"It is impossible [that] we should lose the thing we were wrought for, because it is God that wrought it for us. It is not the designment of an idol; that is, of some ignorant, rash, fallible, or mutable agent, such a one as may possibly be surprised by unlooked-for accidents, circumvented by a sublimer understanding, overborne by a power above him, or recede from his purpose through levity and fickleness of his nature, etc. But it is God who is 'wise in heart and mighty in strength,' Job 9:4. It is He from whom all things that are have their being and are perfectly under His rule and obeisance. He had eternity before Him, to lay His design surely; and, accordingly, 'He declared the end from the beginning.' It is, therefore, as impossible for Him either to do or to neglect to do, or to suffer to be done, anything whereby His purpose might suffer disappointment, as it is impossible that God should lie. He would never have set up those ends as the sum and substance of His design, if He had not determined to see them made good." -Puritan Elisha Coles, "A Practical Discourse of God's Sovereignty
Part of the Creator/creature distinction is that the Creator is omniscient, omnipotent, and eternal, while the creature has all but three of those attributes. A creaturely awareness is conscious of our inability to plan for all contingencies, at all times, as may disrupt our best-laid plans. For example, the farmer cannot know of the coming hurricane that wipes out his crop. In contrast, the triune God of the Bible has infinite awareness across all time, all space, and under all contingencies, such that His plans are infallibly achieved. As in the verse that Coles quotes, "I am God, and there is none like Me, declaring the end from the beginning and from ancient times things not yet done, saying, 'My counsel shall stand, and I will accomplish My purpose'" (Isaiah 46:10). It would be comical hubris for any human to make such an assertion.

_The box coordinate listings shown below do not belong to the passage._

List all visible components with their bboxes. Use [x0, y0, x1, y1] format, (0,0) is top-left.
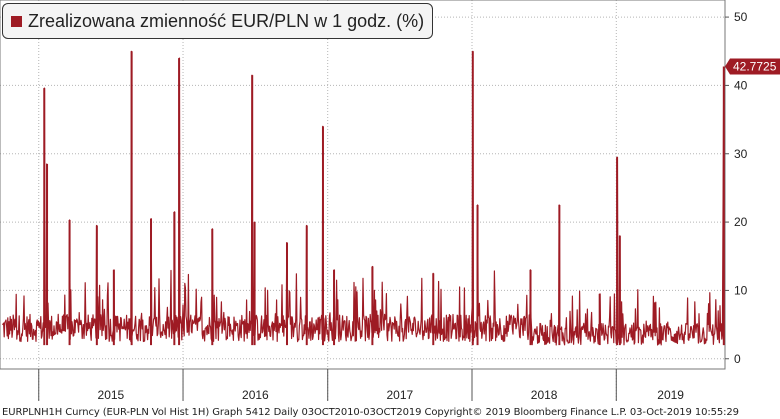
source-footer: EURPLNH1H Curncy (EUR-PLN Vol Hist 1H) G… [2, 407, 739, 418]
legend-swatch [11, 15, 22, 27]
x-tick-label: 2019 [657, 388, 684, 402]
x-tick-label: 2017 [387, 388, 414, 402]
legend: Zrealizowana zmienność EUR/PLN w 1 godz.… [2, 3, 434, 39]
series-line [1, 50, 725, 346]
y-tick-label: 40 [734, 78, 748, 92]
x-tick-label: 2016 [242, 388, 269, 402]
y-tick-label: 20 [734, 215, 748, 229]
legend-label: Zrealizowana zmienność EUR/PLN w 1 godz.… [28, 10, 425, 31]
y-tick-label: 10 [734, 283, 748, 297]
x-tick-label: 2015 [98, 388, 125, 402]
x-axis: 2015 2016 2017 2018 2019 [0, 368, 725, 402]
y-tick-label: 0 [734, 352, 741, 366]
last-value-box [725, 58, 780, 75]
x-tick-label: 2018 [531, 388, 558, 402]
y-tick-label: 50 [734, 10, 748, 24]
last-value-label: 42.7725 [733, 59, 777, 73]
y-axis: 0 10 20 30 40 50 [725, 10, 748, 366]
series-layer [1, 50, 725, 346]
last-value-callout: 42.7725 [725, 58, 780, 75]
y-tick-label: 30 [734, 147, 748, 161]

However, it is also unforgiveable hubris to assert such infallibility for any man's ability to keep himself in a state of grace. Yet that is what the Arminian does, when he claims that no man can keep himself saved, and, therefore, he should never be assured of his hold on eternal life. If the fundamental assumption of the Arminian, that it is the will of the man that should thus preserve him, then it would be true that no man could ever know an assurance of salvation in this life.

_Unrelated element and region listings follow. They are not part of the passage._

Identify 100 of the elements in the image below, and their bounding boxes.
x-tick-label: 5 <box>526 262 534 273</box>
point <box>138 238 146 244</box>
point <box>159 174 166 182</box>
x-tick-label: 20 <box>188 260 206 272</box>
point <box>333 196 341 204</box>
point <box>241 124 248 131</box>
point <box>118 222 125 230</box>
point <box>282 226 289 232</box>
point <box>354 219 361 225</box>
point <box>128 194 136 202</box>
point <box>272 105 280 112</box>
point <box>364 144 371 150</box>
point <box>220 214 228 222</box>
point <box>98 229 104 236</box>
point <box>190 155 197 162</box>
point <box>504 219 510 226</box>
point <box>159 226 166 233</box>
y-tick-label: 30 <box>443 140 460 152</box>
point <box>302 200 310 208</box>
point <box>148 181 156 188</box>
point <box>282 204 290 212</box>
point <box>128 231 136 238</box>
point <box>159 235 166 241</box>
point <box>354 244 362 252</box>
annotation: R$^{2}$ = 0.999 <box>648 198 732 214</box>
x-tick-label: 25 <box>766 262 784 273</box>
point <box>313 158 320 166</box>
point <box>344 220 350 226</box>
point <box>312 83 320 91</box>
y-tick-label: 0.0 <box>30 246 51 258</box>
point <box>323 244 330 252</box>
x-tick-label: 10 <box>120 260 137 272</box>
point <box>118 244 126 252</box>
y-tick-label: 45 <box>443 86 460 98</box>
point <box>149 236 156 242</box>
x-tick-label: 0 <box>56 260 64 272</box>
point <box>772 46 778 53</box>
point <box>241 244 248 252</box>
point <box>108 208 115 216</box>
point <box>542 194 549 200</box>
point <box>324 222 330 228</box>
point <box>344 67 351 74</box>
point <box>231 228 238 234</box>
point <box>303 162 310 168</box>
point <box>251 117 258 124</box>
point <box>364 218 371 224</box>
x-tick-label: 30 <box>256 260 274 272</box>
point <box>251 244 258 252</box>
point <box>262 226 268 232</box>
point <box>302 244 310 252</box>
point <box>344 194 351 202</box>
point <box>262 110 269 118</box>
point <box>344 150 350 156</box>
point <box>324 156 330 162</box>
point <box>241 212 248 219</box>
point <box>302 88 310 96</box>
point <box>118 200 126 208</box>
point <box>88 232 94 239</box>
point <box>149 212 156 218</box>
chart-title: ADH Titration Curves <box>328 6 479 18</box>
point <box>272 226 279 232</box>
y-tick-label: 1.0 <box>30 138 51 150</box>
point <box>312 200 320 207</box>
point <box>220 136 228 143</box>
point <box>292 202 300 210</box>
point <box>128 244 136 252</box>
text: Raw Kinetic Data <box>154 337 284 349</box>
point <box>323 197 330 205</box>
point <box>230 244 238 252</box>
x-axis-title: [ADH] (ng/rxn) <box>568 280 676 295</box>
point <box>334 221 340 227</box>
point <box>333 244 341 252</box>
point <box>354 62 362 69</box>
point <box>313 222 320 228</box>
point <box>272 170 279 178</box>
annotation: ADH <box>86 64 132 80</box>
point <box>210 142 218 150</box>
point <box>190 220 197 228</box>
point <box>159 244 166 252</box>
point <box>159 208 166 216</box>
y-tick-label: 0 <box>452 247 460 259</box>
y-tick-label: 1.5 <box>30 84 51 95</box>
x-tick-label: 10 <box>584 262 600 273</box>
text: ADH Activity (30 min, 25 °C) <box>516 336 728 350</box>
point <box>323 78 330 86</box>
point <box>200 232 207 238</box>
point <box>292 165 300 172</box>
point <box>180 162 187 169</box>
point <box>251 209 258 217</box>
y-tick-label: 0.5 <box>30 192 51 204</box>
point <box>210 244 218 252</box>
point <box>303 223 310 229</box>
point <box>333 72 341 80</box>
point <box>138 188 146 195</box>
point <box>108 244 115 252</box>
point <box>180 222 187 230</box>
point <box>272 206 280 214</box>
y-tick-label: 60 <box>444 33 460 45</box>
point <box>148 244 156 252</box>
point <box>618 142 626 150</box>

But this is exactly what perseverance is not. It does not, has never, and never shall, depend on the will and power of the creature to maintain his state of grace. It is the work of God alone, He whose irrepeatable attributes of deity guarantee that any man, truly saved, can never fully and finally lose his salvation. Thus, his assurance is sound, not because of any ability of his own, but because of the infallible character of the God who saved him to begin with.